Within this space, we are chiefly interested in datasets that were not collected for experimental purposes but could—with a little creativity and the right tools—provide insight into cognition and behavior. The volume of these datasets is less important than their veracity and variety, although we are interested in datasets that are considered at least medium-sized. For brevity, we will call these data simply BONDS—big data or naturally occurring data sets.
BONDS shine when they are used as a complement to traditional laboratory paradigms (e.g., Griffiths, 2015; Jones, 2016b). Together, lab research and BONDS form a virtuous cycle of scientific discovery.
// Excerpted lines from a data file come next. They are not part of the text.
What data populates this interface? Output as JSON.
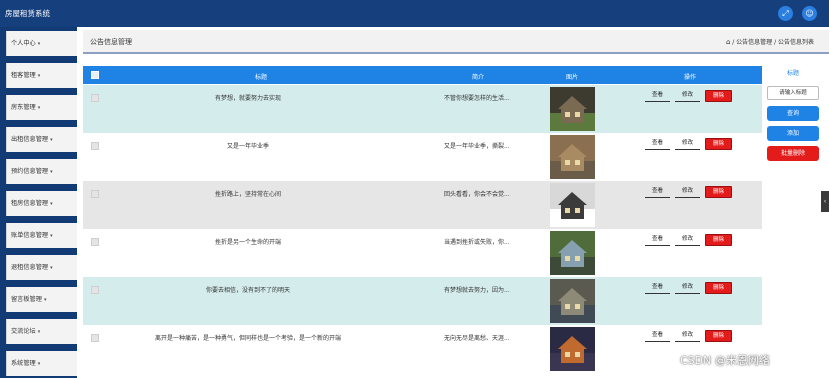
{
  "app": {
    "title": "房屋租赁系统"
  },
  "topbar": {
    "fullscreen_icon": "expand-icon",
    "user_icon": "user-icon",
    "accent": "#2a7fe0"
  },
  "sidebar": {
    "items": [
      {
        "label": "个人中心"
      },
      {
        "label": "租客管理"
      },
      {
        "label": "房东管理"
      },
      {
        "label": "出租信息管理"
      },
      {
        "label": "预约信息管理"
      },
      {
        "label": "租房信息管理"
      },
      {
        "label": "账单信息管理"
      },
      {
        "label": "退租信息管理"
      },
      {
        "label": "留言板管理"
      },
      {
        "label": "交流论坛"
      },
      {
        "label": "系统管理"
      }
    ],
    "caret": "▾"
  },
  "header": {
    "page_title": "公告信息管理",
    "breadcrumb": "/ 公告信息管理 / 公告信息列表",
    "home_icon": "home-icon"
  },
  "table": {
    "columns": {
      "title": "标题",
      "intro": "简介",
      "image": "图片",
      "actions": "操作"
    },
    "rows": [
      {
        "title": "有梦想，就要努力去实现",
        "intro": "不管你想要怎样的生活...",
        "bg": "#d4ecec",
        "thumb": [
          "#3d3a30",
          "#7a6a52",
          "#5d7a3e"
        ]
      },
      {
        "title": "又是一年毕业季",
        "intro": "又是一年毕业季，撕裂...",
        "bg": "#ffffff",
        "thumb": [
          "#8a7050",
          "#a88b62",
          "#6a5c48"
        ]
      },
      {
        "title": "挫折路上，坚持常在心间",
        "intro": "回头看看，你会不会觉...",
        "bg": "#e6e6e6",
        "thumb": [
          "#d8d8d8",
          "#3b3b3b",
          "#ffffff"
        ]
      },
      {
        "title": "挫折是另一个生命的开端",
        "intro": "当遇到挫折或失败，你...",
        "bg": "#ffffff",
        "thumb": [
          "#4f6c3a",
          "#86a0b0",
          "#3d4a38"
        ]
      },
      {
        "title": "你要去相信，没有到不了的明天",
        "intro": "有梦想就去努力，因为...",
        "bg": "#d4ecec",
        "thumb": [
          "#5a5a50",
          "#8d8a78",
          "#3f4a55"
        ]
      },
      {
        "title": "离开是一种痛苦，是一种勇气，但同样也是一个考验，是一个新的开端",
        "intro": "无向无尽是离愁、天涯...",
        "bg": "#ffffff",
        "thumb": [
          "#2a2a45",
          "#c06a30",
          "#3a3550"
        ]
      }
    ],
    "actions": {
      "view": "查看",
      "edit": "修改",
      "delete": "删除"
    }
  },
  "search_panel": {
    "label": "标题",
    "placeholder": "请输入标题",
    "query_btn": "查询",
    "add_btn": "添加",
    "batch_delete_btn": "批量删除",
    "colors": {
      "primary": "#1f83e6",
      "danger": "#e31b1b"
    }
  },
  "watermark": "CSDN @米恩网络"
}
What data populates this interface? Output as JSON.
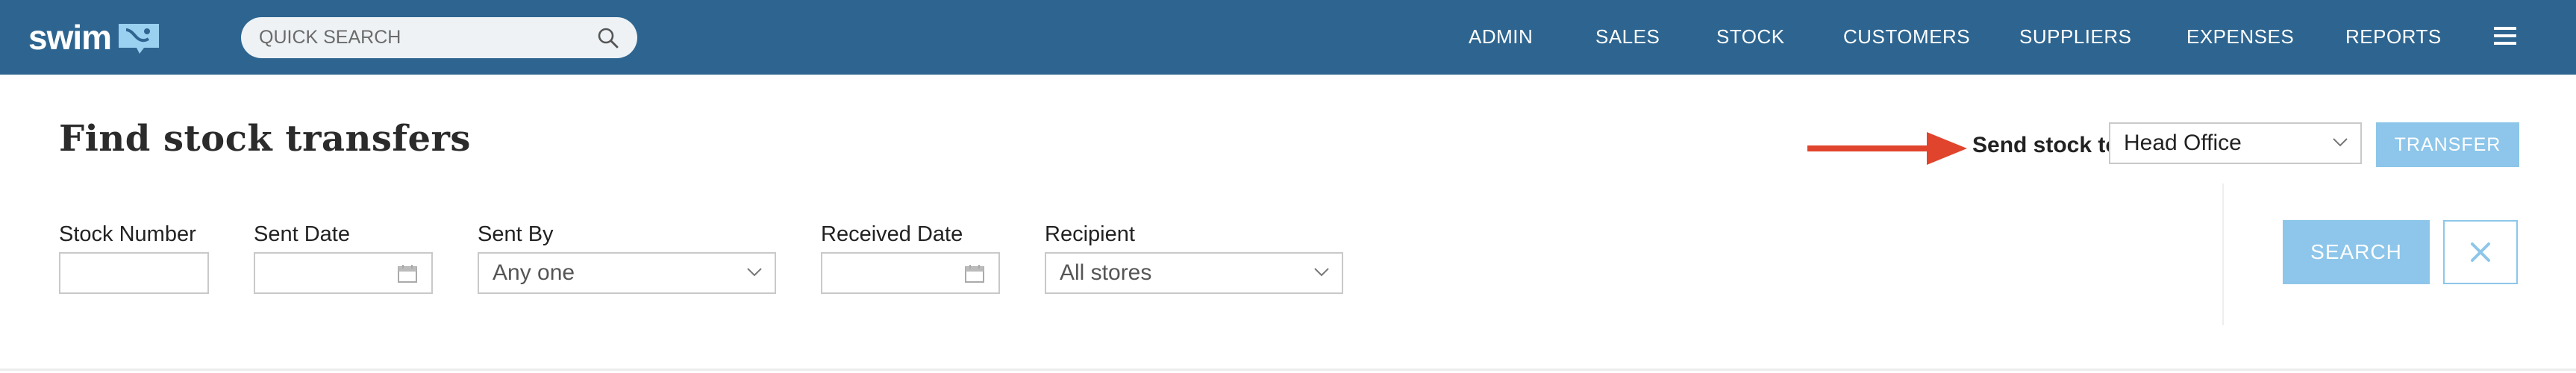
{
  "brand": {
    "name": "swim"
  },
  "search": {
    "placeholder": "QUICK SEARCH"
  },
  "nav": {
    "items": [
      {
        "label": "ADMIN"
      },
      {
        "label": "SALES"
      },
      {
        "label": "STOCK"
      },
      {
        "label": "CUSTOMERS"
      },
      {
        "label": "SUPPLIERS"
      },
      {
        "label": "EXPENSES"
      },
      {
        "label": "REPORTS"
      }
    ]
  },
  "page": {
    "title": "Find stock transfers"
  },
  "transfer": {
    "send_label": "Send stock to:",
    "destination": "Head Office",
    "button_label": "TRANSFER"
  },
  "filters": {
    "stock_number": {
      "label": "Stock Number",
      "value": ""
    },
    "sent_date": {
      "label": "Sent Date",
      "value": ""
    },
    "sent_by": {
      "label": "Sent By",
      "value": "Any one"
    },
    "received_date": {
      "label": "Received Date",
      "value": ""
    },
    "recipient": {
      "label": "Recipient",
      "value": "All stores"
    }
  },
  "actions": {
    "search_label": "SEARCH"
  },
  "colors": {
    "topbar": "#2e6590",
    "button_primary": "#8dc6ea",
    "arrow": "#e0442c"
  }
}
Refined experimental paradigms generate theories about human behavior and cognition, which can be tested in the real world using BONDS. BONDS can then be used to refine theories or suggest new alternatives, which can be tested in controlled lab experiments. Put simply, BONDS should supplement—not supplant—the tight experimental control of rigorous lab research.
Examples of research with BONDS
Before moving on, we first give three concrete examples of successful, theory-driven research using BONDS. These studies have drawn from laboratory findings about human behavior and cognition to test their explanatory power in real-world data.
Skill acquisition in online games (Stafford & Dewar, 2014)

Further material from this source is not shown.